Given the disparity in detection of enriched functional terms between methods, and that the truth is unknown, a test was devised to assess which method best recovered those GO terms that were most likely to be true. Here the set of GO terms that were most likely to be true were defined as those that were identified as significantly over-represented within a given dataset by all methods (n = 503). The distribution of these 503 unanimously agreed terms in the different constituent datasets is shown in Fig. 5c. It should be noted here that such unanimous terms were not identified in four of these datasets (Fig. 5c) and thus only 16 of the 20 datasets contributed GO terms to this analysis. Although there was variation in the performance between methods on different datasets (Fig. 5d), overall, the clusters produced by clust achieved significantly better p values for these unanimous GO terms than clusters produced by CC, k-means, SOMs, HC, Click, or WGCNA, while being not significantly different from those produced by MCL (Fig. 5d; Additional file 10: Table S8; see the “Methods” section for description of the statistical tests). Thus in addition to improved clustering performance, as defined by multiple cluster validation indices, clust also performs as well as or better than other tested clustering methods in terms of GO term detection.
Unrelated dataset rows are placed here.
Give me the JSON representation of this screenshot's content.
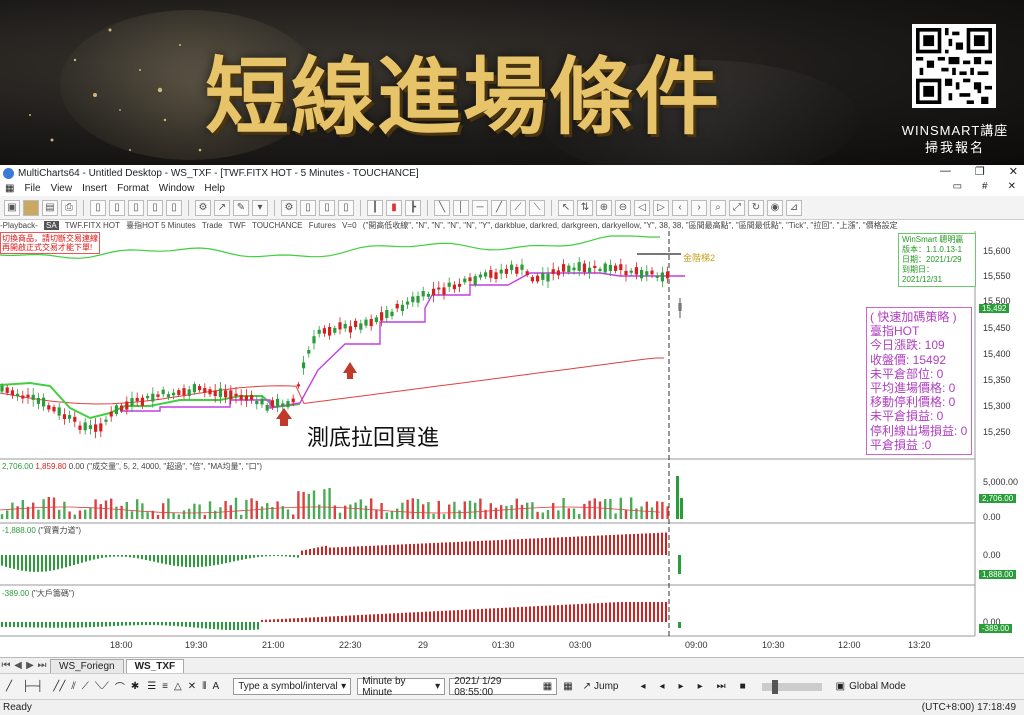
{
  "banner": {
    "title": "短線進場條件",
    "qr_caption_1": "WINSMART講座",
    "qr_caption_2": "掃我報名"
  },
  "window": {
    "title": "MultiCharts64 - Untitled Desktop - WS_TXF - [TWF.FITX HOT - 5 Minutes - TOUCHANCE]",
    "minimize_glyph": "—",
    "maximize_glyph": "❐",
    "close_glyph": "✕"
  },
  "menu": [
    "File",
    "View",
    "Insert",
    "Format",
    "Window",
    "Help"
  ],
  "info_row": {
    "playback": "-Playback-",
    "sa": "SA",
    "symbol": "TWF.FITX HOT",
    "interval": "臺指HOT 5 Minutes",
    "trade": "Trade",
    "exchange": "TWF",
    "source": "TOUCHANCE",
    "futures": "Futures",
    "v": "V=0",
    "params": "(\"開高低收線\", \"N\", \"N\", \"N\", \"N\", \"Y\", darkblue, darkred, darkgreen, darkyellow, \"Y\", 38, 38, \"區間最高點\", \"區間最低點\", \"Tick\", \"拉回\", \"上漲\", \"價格設定"
  },
  "warning": [
    "切換商品，請切斷交易連線",
    "再開啟正式交易才能下單!"
  ],
  "winsmart_box": [
    "WinSmart 聰明贏",
    "版本：1.1.0.13-1",
    "日期：2021/1/29",
    "到期日：2021/12/31"
  ],
  "gold_label": "金階梯2",
  "strategy": {
    "title": "( 快速加碼策略 )",
    "symbol": "臺指HOT",
    "today_change": "今日漲跌: 109",
    "close": "收盤價: 15492",
    "open_pos": "未平倉部位: 0",
    "avg_entry": "平均進場價格: 0",
    "trail_stop": "移動停利價格: 0",
    "open_pnl": "未平倉損益: 0",
    "exit_pnl": "停利線出場損益: 0",
    "closed_pnl": "平倉損益 :0"
  },
  "caption": "測底拉回買進",
  "price_axis": [
    "15,600",
    "15,550",
    "15,500",
    "15,450",
    "15,400",
    "15,350",
    "15,300",
    "15,250"
  ],
  "price_tag": "15,492",
  "volume_panel": {
    "label_vals": [
      "2,706.00",
      "1,859.80",
      "0.00"
    ],
    "params": "(\"成交量\", 5, 2, 4000, \"超過\", \"倍\", \"MA均量\", \"口\")",
    "axis": [
      "5,000.00",
      "2,706.00",
      "0.00"
    ]
  },
  "power_panel": {
    "label_val": "-1,888.00",
    "params": "(\"買賣力道\")",
    "axis": [
      "0.00",
      "1,888.00"
    ]
  },
  "big_panel": {
    "label_val": "-389.00",
    "params": "(\"大戶籌碼\")",
    "axis": [
      "0.00",
      "-389.00"
    ]
  },
  "time_axis": [
    "18:00",
    "19:30",
    "21:00",
    "22:30",
    "29",
    "01:30",
    "03:00",
    "09:00",
    "10:30",
    "12:00",
    "13:20"
  ],
  "sheets": [
    "WS_Foriegn",
    "WS_TXF"
  ],
  "bottom": {
    "symbol_placeholder": "Type a symbol/interval",
    "mode": "Minute by Minute",
    "datetime": "2021/  1/29 08:55:00",
    "jump": "Jump",
    "global": "Global Mode"
  },
  "status": {
    "ready": "Ready",
    "clock": "(UTC+8:00) 17:18:49"
  },
  "colors": {
    "up": "#d62020",
    "down": "#2a9d3a",
    "ma_red": "#e04040",
    "ma_green": "#3fcf3f",
    "step_magenta": "#c040e0",
    "gold": "#e7c46a"
  }
}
Clust extracts clusters of co-expressed genes from multiple datasets simultaneously

The quantity of gene expression data that is deposited in public repositories is increasing rapidly. This is primarily due to a reduction in the costs of acquiring such datasets. These datasets come from a multitude of different species, have been generated using different technologies (microarrays and RNA-seq), and have different properties such as numbers of conditions, replicates, and missing values. Clust is designed to enable simultaneous cluster extraction from multiple such heterogeneous gene expression datasets (Additional file 3: Text S1). Irrespective of datatype or source species, clust extracts clusters of genes that are consistently co-expressed with each other in all of the given datasets.

To evaluate this feature of clust, ten combinations of d datasets for each d in {2,3,4,5,6,7,8,9,10} were selected at random from the ten yeast RNA-seq datasets (D91 to D100; Additional file 4: Table S2). The same experiment was performed over Arabidopsis datasets. To provide a comparison, the other methods were also applied to these combinations of datasets. However, as these methods are only applicable to a single dataset at a time, the only way to enable their simultaneous analysis was to concatenate them together prior to clustering (Additional files 12, 13, 14, 15: Tables S10–S13). As before, clust produces tighter clusters with lower within-cluster dispersion (lower MSE) (Additional file 2: Figure S13a & b) and guarantees no cluster profiles which overlap (JI = 0, Additional file 2: Figure S13c & d). Moreover, and as expected from a biological point of view, both the percentage of input genes that are included in the extracted clusters (PAG) and the number of generated clusters (K) decrease as more datasets are included as input to clust (Additional file 2: Figure S13e–h). This behavior is expected because as the number of conditions increases, the less likely a group of genes are to be co-expressed under all conditions. For example, when all ten yeast RNA-seq datasets are provided as input to clust, only a single cluster of 52 genes is identified. Of these, 44 are components of the ribosome or participate in ribosome biogenesis (Additional file 16: Table S14). An analogous cluster of 19 genes (all of them are involved in translation (protein synthesis)) was obtained when all 10 Arabidopsis RNA-seq datasets were provided to clust (Additional file 16: Table S14).

Of the other methods, MCL maintains relatively low MSE values over increasing numbers of datasets (d). In contrast, MSE values of the other methods increase when d increases (Additional file 2: Figure S13a–d). Moreover, MCL is the only method, other than clust, which shows the biologically expected trend of decreasing values of PAG and K at higher d values (Additional file 2: Figure S13e–h). Nonetheless, the performance of clust is significantly better than MCL in terms of MSE and JI values at all d values (Additional file 2: Figure S13a–d).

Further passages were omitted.